A l'hôpital Delta à Auderghem en Région bruxelloise, des "ateliers" très spéciaux ont été mis en place. Ils sont proposés aux enfants dont le frère ou la soeur est prématuré, et doit séjourné en couveuse. Comment dissiper leurs angoisses et gérer leurs émotions ? A quoi faut-il faire attention quand on s'en approche ? C'est le but de ces ateliers: préparer les enfants à accueillir leur soeur ou frère prématuré.

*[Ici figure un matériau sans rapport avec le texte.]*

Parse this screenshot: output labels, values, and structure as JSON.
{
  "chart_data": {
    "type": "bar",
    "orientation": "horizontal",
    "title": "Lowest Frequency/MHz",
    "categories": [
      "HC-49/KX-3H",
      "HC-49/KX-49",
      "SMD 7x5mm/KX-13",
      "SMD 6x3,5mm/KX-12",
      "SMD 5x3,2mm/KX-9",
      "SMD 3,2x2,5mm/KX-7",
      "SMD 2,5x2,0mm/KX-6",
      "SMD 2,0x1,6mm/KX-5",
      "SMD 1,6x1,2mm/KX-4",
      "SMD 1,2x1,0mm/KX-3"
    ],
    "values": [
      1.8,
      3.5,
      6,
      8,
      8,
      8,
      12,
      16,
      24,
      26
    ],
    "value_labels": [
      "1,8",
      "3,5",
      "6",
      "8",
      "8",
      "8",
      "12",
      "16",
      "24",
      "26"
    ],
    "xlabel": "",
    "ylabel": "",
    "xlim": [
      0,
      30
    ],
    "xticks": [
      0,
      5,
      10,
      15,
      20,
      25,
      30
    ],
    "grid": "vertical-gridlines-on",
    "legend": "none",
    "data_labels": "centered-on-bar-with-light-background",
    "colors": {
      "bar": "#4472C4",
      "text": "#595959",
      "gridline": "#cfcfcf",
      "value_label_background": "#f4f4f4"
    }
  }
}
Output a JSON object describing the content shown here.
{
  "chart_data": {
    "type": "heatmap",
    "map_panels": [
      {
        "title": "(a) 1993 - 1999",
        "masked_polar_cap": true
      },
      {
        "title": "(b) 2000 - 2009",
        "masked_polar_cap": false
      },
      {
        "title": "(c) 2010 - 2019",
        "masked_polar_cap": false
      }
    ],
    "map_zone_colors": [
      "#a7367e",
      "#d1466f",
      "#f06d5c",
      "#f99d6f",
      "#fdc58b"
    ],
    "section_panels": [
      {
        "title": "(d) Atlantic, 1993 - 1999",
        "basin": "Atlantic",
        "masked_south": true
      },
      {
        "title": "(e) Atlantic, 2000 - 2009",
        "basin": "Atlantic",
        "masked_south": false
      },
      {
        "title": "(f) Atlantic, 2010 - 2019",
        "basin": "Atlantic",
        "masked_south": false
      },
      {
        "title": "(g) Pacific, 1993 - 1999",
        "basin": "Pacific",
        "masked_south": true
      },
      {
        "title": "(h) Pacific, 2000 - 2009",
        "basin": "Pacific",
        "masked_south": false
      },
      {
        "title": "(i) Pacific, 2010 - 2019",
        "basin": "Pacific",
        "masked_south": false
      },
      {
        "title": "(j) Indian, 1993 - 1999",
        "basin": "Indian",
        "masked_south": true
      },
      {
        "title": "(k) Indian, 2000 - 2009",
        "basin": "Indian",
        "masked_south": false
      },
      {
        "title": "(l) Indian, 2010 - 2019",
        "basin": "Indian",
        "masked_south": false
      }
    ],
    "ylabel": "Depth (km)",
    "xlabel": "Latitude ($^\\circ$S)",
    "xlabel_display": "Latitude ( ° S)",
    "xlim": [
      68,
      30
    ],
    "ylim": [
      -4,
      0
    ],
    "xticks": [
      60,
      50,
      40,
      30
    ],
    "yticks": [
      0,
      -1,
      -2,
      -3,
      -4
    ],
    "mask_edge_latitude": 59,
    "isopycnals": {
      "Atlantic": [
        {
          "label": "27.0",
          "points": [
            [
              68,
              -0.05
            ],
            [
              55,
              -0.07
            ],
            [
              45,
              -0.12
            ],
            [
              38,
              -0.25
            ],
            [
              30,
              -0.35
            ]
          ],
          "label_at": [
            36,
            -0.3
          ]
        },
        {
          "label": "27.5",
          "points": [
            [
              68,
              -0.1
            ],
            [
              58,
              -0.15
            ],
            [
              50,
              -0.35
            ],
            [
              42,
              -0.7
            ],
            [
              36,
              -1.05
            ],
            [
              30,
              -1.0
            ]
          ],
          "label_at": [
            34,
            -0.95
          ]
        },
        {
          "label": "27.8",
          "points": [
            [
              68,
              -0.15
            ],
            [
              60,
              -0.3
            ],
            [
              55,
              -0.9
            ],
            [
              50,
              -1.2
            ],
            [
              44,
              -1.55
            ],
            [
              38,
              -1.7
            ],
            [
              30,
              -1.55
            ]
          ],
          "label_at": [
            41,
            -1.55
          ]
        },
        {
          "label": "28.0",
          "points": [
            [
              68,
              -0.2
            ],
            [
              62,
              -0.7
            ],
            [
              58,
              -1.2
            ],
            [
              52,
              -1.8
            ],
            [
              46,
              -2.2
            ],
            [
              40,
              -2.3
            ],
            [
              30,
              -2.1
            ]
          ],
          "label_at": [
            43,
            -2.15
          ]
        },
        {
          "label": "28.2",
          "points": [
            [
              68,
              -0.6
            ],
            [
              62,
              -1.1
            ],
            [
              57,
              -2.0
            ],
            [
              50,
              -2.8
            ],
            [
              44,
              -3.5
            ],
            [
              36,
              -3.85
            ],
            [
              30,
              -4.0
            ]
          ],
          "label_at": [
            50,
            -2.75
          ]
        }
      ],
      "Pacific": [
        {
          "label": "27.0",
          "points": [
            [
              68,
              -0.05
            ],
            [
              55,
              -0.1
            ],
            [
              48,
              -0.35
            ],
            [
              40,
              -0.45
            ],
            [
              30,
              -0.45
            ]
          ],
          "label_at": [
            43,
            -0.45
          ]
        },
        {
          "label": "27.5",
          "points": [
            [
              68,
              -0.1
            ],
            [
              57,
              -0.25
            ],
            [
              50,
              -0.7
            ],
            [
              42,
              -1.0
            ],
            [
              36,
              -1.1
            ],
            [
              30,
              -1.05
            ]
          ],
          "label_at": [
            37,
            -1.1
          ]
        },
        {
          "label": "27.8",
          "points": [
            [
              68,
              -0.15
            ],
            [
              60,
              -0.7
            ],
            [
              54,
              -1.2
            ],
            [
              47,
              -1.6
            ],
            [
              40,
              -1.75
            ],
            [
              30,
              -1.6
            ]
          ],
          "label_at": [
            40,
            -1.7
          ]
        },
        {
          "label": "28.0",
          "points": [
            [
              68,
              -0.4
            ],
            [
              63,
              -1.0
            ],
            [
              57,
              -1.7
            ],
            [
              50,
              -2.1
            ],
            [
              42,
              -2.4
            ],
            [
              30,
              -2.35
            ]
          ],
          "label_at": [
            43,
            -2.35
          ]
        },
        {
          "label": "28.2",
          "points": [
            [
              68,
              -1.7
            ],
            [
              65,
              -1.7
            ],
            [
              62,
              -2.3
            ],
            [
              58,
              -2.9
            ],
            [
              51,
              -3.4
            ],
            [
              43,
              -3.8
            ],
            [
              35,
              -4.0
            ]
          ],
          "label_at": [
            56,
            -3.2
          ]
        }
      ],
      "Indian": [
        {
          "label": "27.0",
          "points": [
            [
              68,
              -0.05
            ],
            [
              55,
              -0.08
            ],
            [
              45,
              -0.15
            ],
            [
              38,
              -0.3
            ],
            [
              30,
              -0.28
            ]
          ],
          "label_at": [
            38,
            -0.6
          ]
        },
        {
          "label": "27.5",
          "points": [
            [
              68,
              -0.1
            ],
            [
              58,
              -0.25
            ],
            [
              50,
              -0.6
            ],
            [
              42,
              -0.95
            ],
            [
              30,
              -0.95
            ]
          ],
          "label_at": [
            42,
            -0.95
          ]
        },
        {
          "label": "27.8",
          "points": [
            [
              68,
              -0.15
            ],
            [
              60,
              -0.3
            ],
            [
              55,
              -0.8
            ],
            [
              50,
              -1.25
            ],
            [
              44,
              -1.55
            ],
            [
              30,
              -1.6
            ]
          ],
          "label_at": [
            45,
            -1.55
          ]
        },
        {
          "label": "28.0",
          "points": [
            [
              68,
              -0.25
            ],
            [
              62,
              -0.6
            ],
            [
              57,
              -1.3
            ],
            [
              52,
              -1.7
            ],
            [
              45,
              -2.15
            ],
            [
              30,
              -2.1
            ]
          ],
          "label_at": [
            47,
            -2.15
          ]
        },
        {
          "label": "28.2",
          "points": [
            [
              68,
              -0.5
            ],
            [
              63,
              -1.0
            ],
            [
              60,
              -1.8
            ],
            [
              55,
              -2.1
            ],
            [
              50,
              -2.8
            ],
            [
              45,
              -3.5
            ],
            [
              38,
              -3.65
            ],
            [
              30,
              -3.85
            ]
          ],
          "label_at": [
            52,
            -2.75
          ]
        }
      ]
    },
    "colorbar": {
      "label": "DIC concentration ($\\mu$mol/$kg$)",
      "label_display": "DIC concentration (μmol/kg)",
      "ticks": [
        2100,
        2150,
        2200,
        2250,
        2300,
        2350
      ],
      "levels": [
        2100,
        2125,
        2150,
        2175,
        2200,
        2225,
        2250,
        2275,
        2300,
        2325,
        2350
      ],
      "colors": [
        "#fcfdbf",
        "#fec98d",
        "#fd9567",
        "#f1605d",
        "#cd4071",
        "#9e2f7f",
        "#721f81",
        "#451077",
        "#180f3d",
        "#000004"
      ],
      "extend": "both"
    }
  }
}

Dans ce service de l'hôpital Delta à Auderghem, on s'occupe de la néonatalité et des bébés prématurés. Enfin plutôt, on y prépare, lors d'ateliers pédagogiques, les enfants à accueillir leur petite soeur ou petit frère né prématurément. 

Léopold, 3 ans et demi, assiste à l'un de ces ateliers. Il vient d'avoir une petite soeur qui se trouve en couveuse. Cet atelier pédagogique apprend notamment aux enfants à exprimer leurs émotions face à cette soeur ou ce frère prématuré.

Ludique

Et grâce à des paillettes, les soignants apprennent aux enfants à bien se laver les mains pour protéger les prématurés. Bénédicte Michel, néonatologue, explique pourquoi c'est important: "Les prématurés sont très sensibles aux infections, donc on sensibilise déjà les frères et soeurs. On leur dit qu'avant de toucher leur petit frère ou petite soeur, c'est important de se laver les mains. C'est la version ludique où les paillettes symbolisent les microbes".

Des parents qui ne savent pas ce qu'ils peuvent dire et ce qu'ils ne peuvent pas dévoiler

Les enfants se retrouvent ensuite devant la couveuse avec ses fils, ses tubes, et à l'intérieur... un bébé en plastique. Cette mise en scène va les préparer à accueillir leur vrai petit frère ou petite soeur. Si cela semble impressionnant, ça l'est surtout pour les parents, explique une soignante: "Tout est impressionnant, mais c'est plus aux yeux des parents finalement. Nous ce qu'on rencontre, c'est des parents qui ne savent pas ce qu'ils peuvent dire et ce qu'ils ne peuvent pas dévoiler. Ils sont souvent dans l'appréhension, la première rencontre, et se demandent comment les grandes soeurs et petits frères vont réagir. Ce qu'on constate c'est qu'eux ne voient que le petit bébé" et ne remarquent pas la couveuse, explique Morgane Toutain, infirmière.

A la fin, Leopold, Charline, et les autres, reçoivent un badge et un diplôme de la meilleure grande soeur ou du meilleur grand frère. Des psychologues sont aussi présents pour pouvoir répondre à des détresses éventuelles. 

Note de la rédaction: ce reportage a été tourné avant les nouvelles mesures covid.